According to the Office for National Statistics, on a seasonally adjusted basis the working-age population (ages 16 to 64) comprised 31,366,000 people in employment, 1,297,000 unemployed and 8,675,000 economically inactive in the quarter from June to August 2019.
As our chart this week illustrates, the numbers in employment fell by 486,000 over the following 18 months to the quarter from December 2019 to February 2021. Over the same period, there were 385,000 more people aged 16 to 64 recorded as being unemployed and 106,000 more as economically inactive.

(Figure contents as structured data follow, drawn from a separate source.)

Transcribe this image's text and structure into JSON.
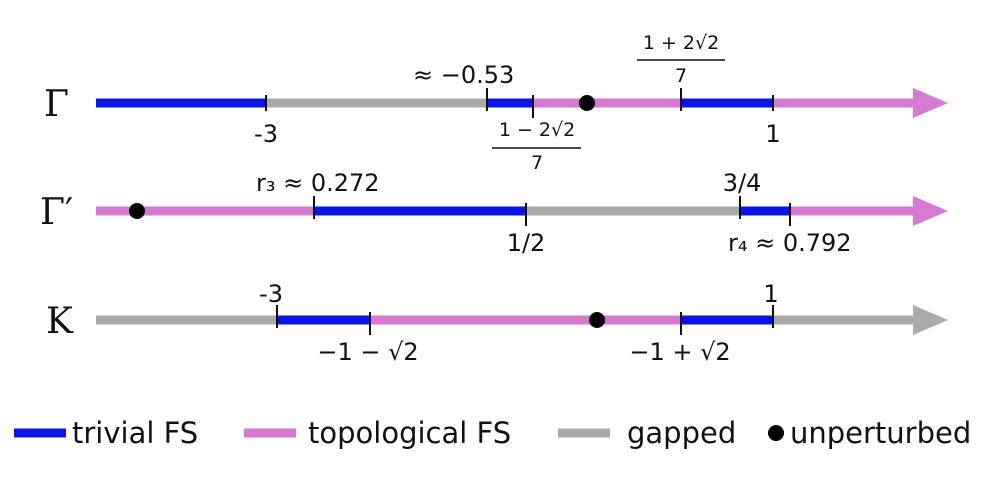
{
  "colors": {
    "trivial": "#0a14e6",
    "topological": "#d679d2",
    "gapped": "#aaaaaa",
    "unperturbed": "#000000"
  },
  "rows": [
    {
      "id": "gamma",
      "label": "Γ",
      "segments": [
        "trivial",
        "gapped",
        "trivial",
        "topological",
        "trivial",
        "topological"
      ],
      "arrow_color": "topological",
      "ticks_above": [
        "≈ −0.53"
      ],
      "ticks_below": [
        "-3",
        "1"
      ],
      "fractions": [
        {
          "num": "1 + 2√2",
          "den": "7"
        },
        {
          "num": "1 − 2√2",
          "den": "7"
        }
      ]
    },
    {
      "id": "gamma-prime",
      "label": "Γ′",
      "segments": [
        "topological",
        "trivial",
        "gapped",
        "trivial",
        "topological"
      ],
      "arrow_color": "topological",
      "ticks_above": [
        "r₃ ≈ 0.272",
        "3/4"
      ],
      "ticks_below": [
        "1/2",
        "r₄ ≈ 0.792"
      ]
    },
    {
      "id": "k",
      "label": "K",
      "segments": [
        "gapped",
        "trivial",
        "topological",
        "trivial",
        "gapped"
      ],
      "arrow_color": "gapped",
      "ticks_above": [
        "-3",
        "1"
      ],
      "ticks_below": [
        "−1 − √2",
        "−1 + √2"
      ]
    }
  ],
  "legend": {
    "trivial": "trivial FS",
    "topological": "topological FS",
    "gapped": "gapped",
    "unperturbed": "unperturbed"
  }
}
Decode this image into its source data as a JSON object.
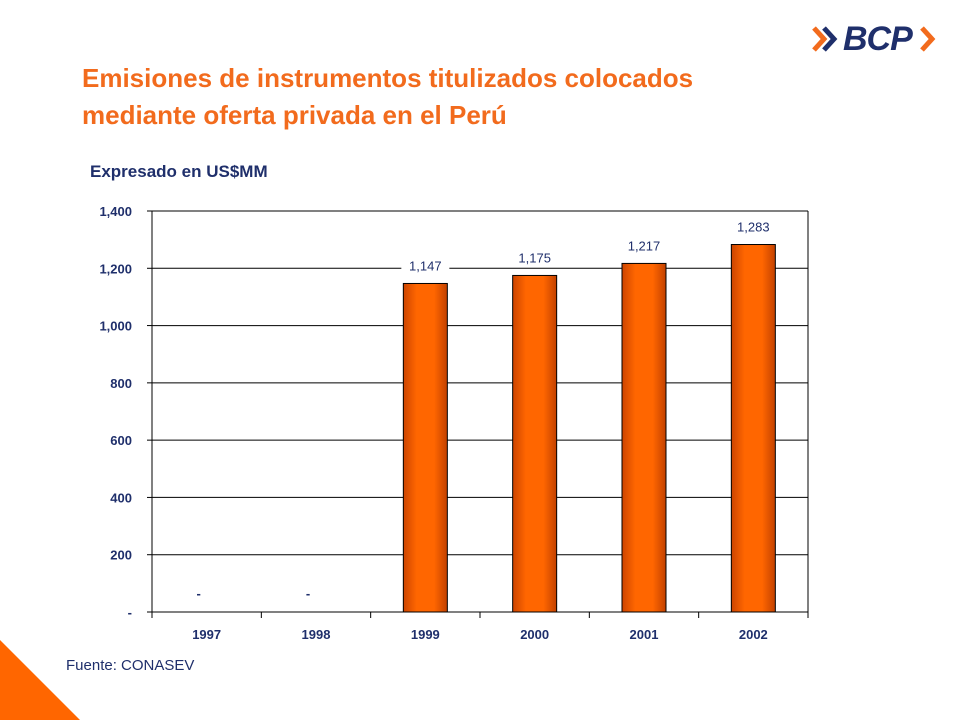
{
  "header": {
    "title_line1": "Emisiones de instrumentos titulizados colocados",
    "title_line2": "mediante oferta privada en el Perú",
    "subtitle": "Expresado en US$MM",
    "logo_text": "BCP"
  },
  "footer": {
    "source": "Fuente: CONASEV"
  },
  "colors": {
    "accent": "#f26b1d",
    "bar": "#ff6600",
    "navy": "#1f2f6b"
  },
  "chart_data": {
    "type": "bar",
    "categories": [
      "1997",
      "1998",
      "1999",
      "2000",
      "2001",
      "2002"
    ],
    "values": [
      0,
      0,
      1147,
      1175,
      1217,
      1283
    ],
    "data_labels": [
      "-",
      "-",
      "1,147",
      "1,175",
      "1,217",
      "1,283"
    ],
    "ylim": [
      0,
      1400
    ],
    "yticks": [
      0,
      200,
      400,
      600,
      800,
      1000,
      1200,
      1400
    ],
    "ytick_labels": [
      "-",
      "200",
      "400",
      "600",
      "800",
      "1,000",
      "1,200",
      "1,400"
    ],
    "grid": true,
    "xlabel": "",
    "ylabel": ""
  }
}
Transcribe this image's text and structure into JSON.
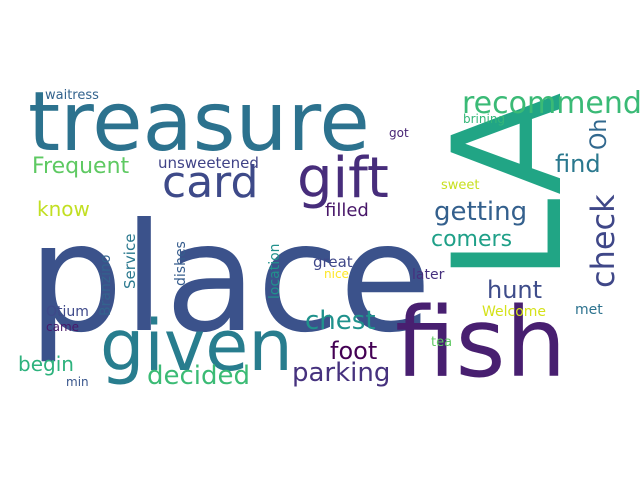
{
  "word_cloud": {
    "words": [
      {
        "text": "place",
        "color": "#3b528b"
      },
      {
        "text": "treasure",
        "color": "#2c728e"
      },
      {
        "text": "LA",
        "color": "#21a585"
      },
      {
        "text": "fish",
        "color": "#481f70"
      },
      {
        "text": "given",
        "color": "#287d8e"
      },
      {
        "text": "gift",
        "color": "#472d7b"
      },
      {
        "text": "card",
        "color": "#3e4a89"
      },
      {
        "text": "recommend",
        "color": "#3aba76"
      },
      {
        "text": "check",
        "color": "#3f4788"
      },
      {
        "text": "getting",
        "color": "#34608d"
      },
      {
        "text": "comers",
        "color": "#1fa088"
      },
      {
        "text": "chest",
        "color": "#20928c"
      },
      {
        "text": "decided",
        "color": "#3bbb75"
      },
      {
        "text": "parking",
        "color": "#46327e"
      },
      {
        "text": "hunt",
        "color": "#3e4c8a"
      },
      {
        "text": "foot",
        "color": "#440154"
      },
      {
        "text": "find",
        "color": "#2a788e"
      },
      {
        "text": "Oh",
        "color": "#31688e"
      },
      {
        "text": "Frequent",
        "color": "#5ec962"
      },
      {
        "text": "know",
        "color": "#c2df23"
      },
      {
        "text": "begin",
        "color": "#2db27d"
      },
      {
        "text": "unsweetened",
        "color": "#404387"
      },
      {
        "text": "filled",
        "color": "#481769"
      },
      {
        "text": "great",
        "color": "#3f4788"
      },
      {
        "text": "nice",
        "color": "#fde725"
      },
      {
        "text": "later",
        "color": "#46307e"
      },
      {
        "text": "sweet",
        "color": "#c8e020"
      },
      {
        "text": "got",
        "color": "#482475"
      },
      {
        "text": "brining",
        "color": "#35b779"
      },
      {
        "text": "waitress",
        "color": "#33638d"
      },
      {
        "text": "Welcome",
        "color": "#d5e21a"
      },
      {
        "text": "met",
        "color": "#2c728e"
      },
      {
        "text": "tea",
        "color": "#5ec962"
      },
      {
        "text": "Otium",
        "color": "#3e4989"
      },
      {
        "text": "came",
        "color": "#48186a"
      },
      {
        "text": "min",
        "color": "#39568c"
      },
      {
        "text": "Branzino",
        "color": "#33638d"
      },
      {
        "text": "Service",
        "color": "#2a788e"
      },
      {
        "text": "dishes",
        "color": "#365c8d"
      },
      {
        "text": "location",
        "color": "#21918c"
      }
    ]
  }
}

This was a net increase of just 5,000 as the normal growth in population was offset by migrants returning home at the start of the pandemic and a higher death rate than normal as a consequence of the pandemic.
Over the subsequent 18 months to the quarter from June to August 2022, employment of those between the ages of 16 and 64 recovered as the economy reopened, growing by 520,000, while unemployment fell by 518,000. However, the number economically inactive continued to grow, increasing by a further 218,000.
This resulted in a net movement over the three years of 225,000, comprising 34,000 more people in employment (to 31,400,000 in the quarter ended August 2022), 133,000 fewer unemployed (to 1,164,000), and 324,000 more who were economically active (to 8,999,000).
The numbers who were economically inactive in the June to August 2022 quarter comprised 2,419,000 students (up 103,000 from three years previously), 1,726,000 homemakers (down 254,000), 2,662,000 who were sick (up 424,000), 1,181,000 in early retirement (up 61,000) and 1,011,000 others (down 10,000).
This is not the total workforce, which in the quarter to August 2022 also includes 1,355,000 aged 65 or over in employment (up 27,000 from three years previously), 24,000 who were registered as unemployed (up 7,000) and 10,994,000 economically inactive (up 355,000), the majority of whom were retired.
Not shown in the chart is the change in the number of vacancies, which fell by 188,000 in the 18-month period from 812,000 in the quarter from June to August 2019 to 624,000 in the quarter from December 2020 to February 2021 and then rose by 635,000 over the following 18 months to 1,259,000 in the quarter from June to August 2022, a net movement of +447,000 over three years.
There has been much debate about the rise in the number of people who are categorised as long-term sick, which is believed to be down to a combination of ‘long Covid’ and NHS treatment backlogs.
The big jump in vacancies over the last three years – to a point where there are now more vacancies than the number of people recorded as unemployed – is putting significant pressure on businesses that are struggling to recruit new workers.
This position could change rapidly, however, with many commentators concerned that the cost-of-doing business crisis could result in a sharp rise in unemployment and a fall in vacancies over the next six months as consumers reign back spending in response to energy costs, rapidly rising prices, higher mortgage payments and an increasingly uncertain economic outlook.